Ирина Маулер

Михаил Юдсон

 

 

                                 ТУРБИНА ЖУРБИНА

 

 

Александр Журбин – знаменитый композитор, создатель мелодий, знакомых многим и многим – от первой советской рок-оперы «Орфей и Эвридика» до музыки к кинофильмам, среди которых всем известные «Эскадрон гусар летучих», «Тяжелый песок», «Московская сага». Такие его мюзиклы  как «Чайка» (по Чехову) и «Биндюжник и Король» (по бабелевскому «Закату») стали событием в музыкально-театральной жизни. Кроме того, Журбин –автор нескольких книг  прекрасной прозы. А его грандиозная Четвертая симфония «Город Чумы», основанная на текстах в переводах с арамейского (пророк Даниил), латыни  (Блаженный  Августин), французского (Камю, Арто) и других языков – совершенно новое слово в музыке. Александр Журбин – это некая ажурная турбина. В композиторе замечательно сочетается тонкая мелодичность и невероятная, как выражались  конструктивисты , энергийность. Журбин  посылает   свой музыкальный мессидж «урби эт орби», городу и миру. Любой, побывавший на его выступлениях, слушавший его  диски, видевший его телевизионную передачу «Мелодии на память», ощущает могучее воздействие таланта и обаяния. Одна из нас  имеет (пусть и начальное) музыкальное образование и даже пишет авторские песни, а вот второму в детстве медведь на ухо наступил, да не какой-нибудь плюшевый Винни-Пух, а матерый Потапыч, генерал Топтыгин. Но побывав на концерте Александра и его жены Ирины Гинзбург-Журбиной («Дни Журбиных» в Израиле), мы оба получили настоящее наслаждение, чего и вам желаем. А сейчас послушаем Журбина.

 ­­­­­­­­

– Александр, расскажите, пожалуйста, о своих житейских корнях. Были ли у вас в роду музыканты и вообще, как говорил Хлебников,  «творяне»?

 – Я родился в простой инженерной  семье, сразу после войны. По прихоти судьбы  это случилось в Ташкенте, куда моя мама  приехала  из Москвы к родителям, спасаясь от  столичных  «холодов и голодов». Недавно, после тридцати пяти лет разлуки, я побывал в городе моего детства и не узнал буквально ничего, так изменился  Ташкент. Я искал былой домик на холме, места, в  которых жил и учился, – увы, все кануло. А может быть и хорошо, что теперь это живет только в моей памяти. Мои родители  не имели никакого «официального»  отношения к музыке.

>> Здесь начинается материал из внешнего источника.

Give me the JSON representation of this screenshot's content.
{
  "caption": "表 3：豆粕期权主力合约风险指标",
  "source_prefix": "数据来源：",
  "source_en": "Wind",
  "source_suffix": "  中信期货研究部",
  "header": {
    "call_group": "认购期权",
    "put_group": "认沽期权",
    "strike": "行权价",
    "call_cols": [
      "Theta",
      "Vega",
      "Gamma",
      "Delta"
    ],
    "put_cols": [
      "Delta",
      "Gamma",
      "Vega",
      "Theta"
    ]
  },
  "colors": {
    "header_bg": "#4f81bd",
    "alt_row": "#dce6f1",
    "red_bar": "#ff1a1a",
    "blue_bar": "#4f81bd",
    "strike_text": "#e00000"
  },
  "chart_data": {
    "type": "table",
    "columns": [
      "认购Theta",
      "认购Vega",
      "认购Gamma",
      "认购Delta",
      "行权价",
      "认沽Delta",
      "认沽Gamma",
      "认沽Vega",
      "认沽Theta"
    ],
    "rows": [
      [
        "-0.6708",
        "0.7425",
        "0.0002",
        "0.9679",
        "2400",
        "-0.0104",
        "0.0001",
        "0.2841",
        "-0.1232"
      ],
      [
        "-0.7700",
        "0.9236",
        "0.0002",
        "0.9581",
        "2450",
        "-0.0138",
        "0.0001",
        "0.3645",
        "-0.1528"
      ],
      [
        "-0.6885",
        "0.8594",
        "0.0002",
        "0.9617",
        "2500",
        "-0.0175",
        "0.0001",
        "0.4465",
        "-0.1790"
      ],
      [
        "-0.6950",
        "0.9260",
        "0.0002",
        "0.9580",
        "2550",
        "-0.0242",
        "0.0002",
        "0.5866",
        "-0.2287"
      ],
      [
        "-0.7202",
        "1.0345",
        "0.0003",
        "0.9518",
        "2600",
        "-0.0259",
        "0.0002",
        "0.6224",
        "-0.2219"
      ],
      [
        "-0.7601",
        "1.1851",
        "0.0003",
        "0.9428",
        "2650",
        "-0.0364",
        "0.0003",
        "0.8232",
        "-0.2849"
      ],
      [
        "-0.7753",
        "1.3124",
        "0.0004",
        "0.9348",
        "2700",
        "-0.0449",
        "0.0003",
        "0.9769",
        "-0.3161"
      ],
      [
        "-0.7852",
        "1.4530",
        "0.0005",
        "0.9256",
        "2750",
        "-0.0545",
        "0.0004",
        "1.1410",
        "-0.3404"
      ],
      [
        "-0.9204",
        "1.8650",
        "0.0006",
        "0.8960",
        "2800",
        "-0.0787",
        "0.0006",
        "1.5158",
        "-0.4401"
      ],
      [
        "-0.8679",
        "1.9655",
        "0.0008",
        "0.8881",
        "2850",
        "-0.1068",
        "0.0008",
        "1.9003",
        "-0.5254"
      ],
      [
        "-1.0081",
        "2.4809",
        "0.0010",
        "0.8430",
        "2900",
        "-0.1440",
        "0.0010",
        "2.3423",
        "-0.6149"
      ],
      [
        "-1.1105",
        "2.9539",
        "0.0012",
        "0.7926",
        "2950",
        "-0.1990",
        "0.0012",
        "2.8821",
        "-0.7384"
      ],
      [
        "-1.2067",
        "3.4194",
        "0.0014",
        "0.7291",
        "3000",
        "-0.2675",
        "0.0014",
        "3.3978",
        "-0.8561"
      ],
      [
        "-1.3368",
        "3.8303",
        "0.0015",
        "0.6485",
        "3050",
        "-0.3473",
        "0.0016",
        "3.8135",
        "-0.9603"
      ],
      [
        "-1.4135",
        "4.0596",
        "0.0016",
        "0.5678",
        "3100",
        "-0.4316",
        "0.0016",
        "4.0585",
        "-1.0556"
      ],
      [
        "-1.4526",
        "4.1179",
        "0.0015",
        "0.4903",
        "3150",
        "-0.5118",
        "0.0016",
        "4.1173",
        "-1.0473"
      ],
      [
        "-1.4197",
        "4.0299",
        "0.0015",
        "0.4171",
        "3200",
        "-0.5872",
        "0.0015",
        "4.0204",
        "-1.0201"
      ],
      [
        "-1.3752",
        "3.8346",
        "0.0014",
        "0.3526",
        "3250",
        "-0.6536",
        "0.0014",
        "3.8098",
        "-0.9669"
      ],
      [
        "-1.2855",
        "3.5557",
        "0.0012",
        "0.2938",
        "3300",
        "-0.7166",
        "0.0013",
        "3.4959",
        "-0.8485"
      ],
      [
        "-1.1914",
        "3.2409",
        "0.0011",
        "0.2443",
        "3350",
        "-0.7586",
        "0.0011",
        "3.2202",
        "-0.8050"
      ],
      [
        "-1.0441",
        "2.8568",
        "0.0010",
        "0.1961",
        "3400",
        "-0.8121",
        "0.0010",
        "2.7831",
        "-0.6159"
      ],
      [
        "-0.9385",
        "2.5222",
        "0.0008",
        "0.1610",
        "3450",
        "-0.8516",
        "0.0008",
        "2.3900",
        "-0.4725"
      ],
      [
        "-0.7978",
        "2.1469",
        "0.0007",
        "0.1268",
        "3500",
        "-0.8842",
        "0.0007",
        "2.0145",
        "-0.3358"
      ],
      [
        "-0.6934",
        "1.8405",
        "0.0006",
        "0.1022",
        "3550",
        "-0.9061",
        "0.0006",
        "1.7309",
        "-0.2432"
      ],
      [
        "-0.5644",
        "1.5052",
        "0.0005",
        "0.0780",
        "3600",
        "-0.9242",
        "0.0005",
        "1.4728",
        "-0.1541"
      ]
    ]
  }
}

А неофициальное было – мама прекрасно поет, у нее замечательный голос, она природно  музыкально-одаренный  человек. И поэтому, наверное, не случайно, что мой брат Юрий Гандельсман многие годы в Израиле играл в Симфоническом оркестре Зубина Меты,  а сегодня он  профессор  музыки в  университете в штате Мичиган. Мой сын Лев Журбин – состоявшийся американский композитор, сотрудничающий  с  Михилом Барышниковым,  Фрэнсисом  Копполой и многими другими звездами.

– Так что же такое, по-вашему, талант – генетика или божественная искра?

– По-моему, это сочетание  Богом  данного дара, колоссальной работоспособности и упорства «графомана». Я очень много работаю и очень много пишу, чем и горжусь. В списках произведений, написанных мною, симфонии и кантаты, мюзиклы и песни. Еще я пишу серьезные книги, веду передачи на телевидении… Кстати, очень бы хотелось много еще чего делать, но к сожалению времени на все не хватает.

– Давайте, как сказал бы Блаженный Августин, начнем «аб ово» вашего «опус магнум», то есть с яйца главного опуса. Россия – родина всего, вплоть до слонов, но уж никак не рок-опер. Как зародилась «Орфей и Эвридика», что послужило, по набоковскому выражению, творческой пульсацией?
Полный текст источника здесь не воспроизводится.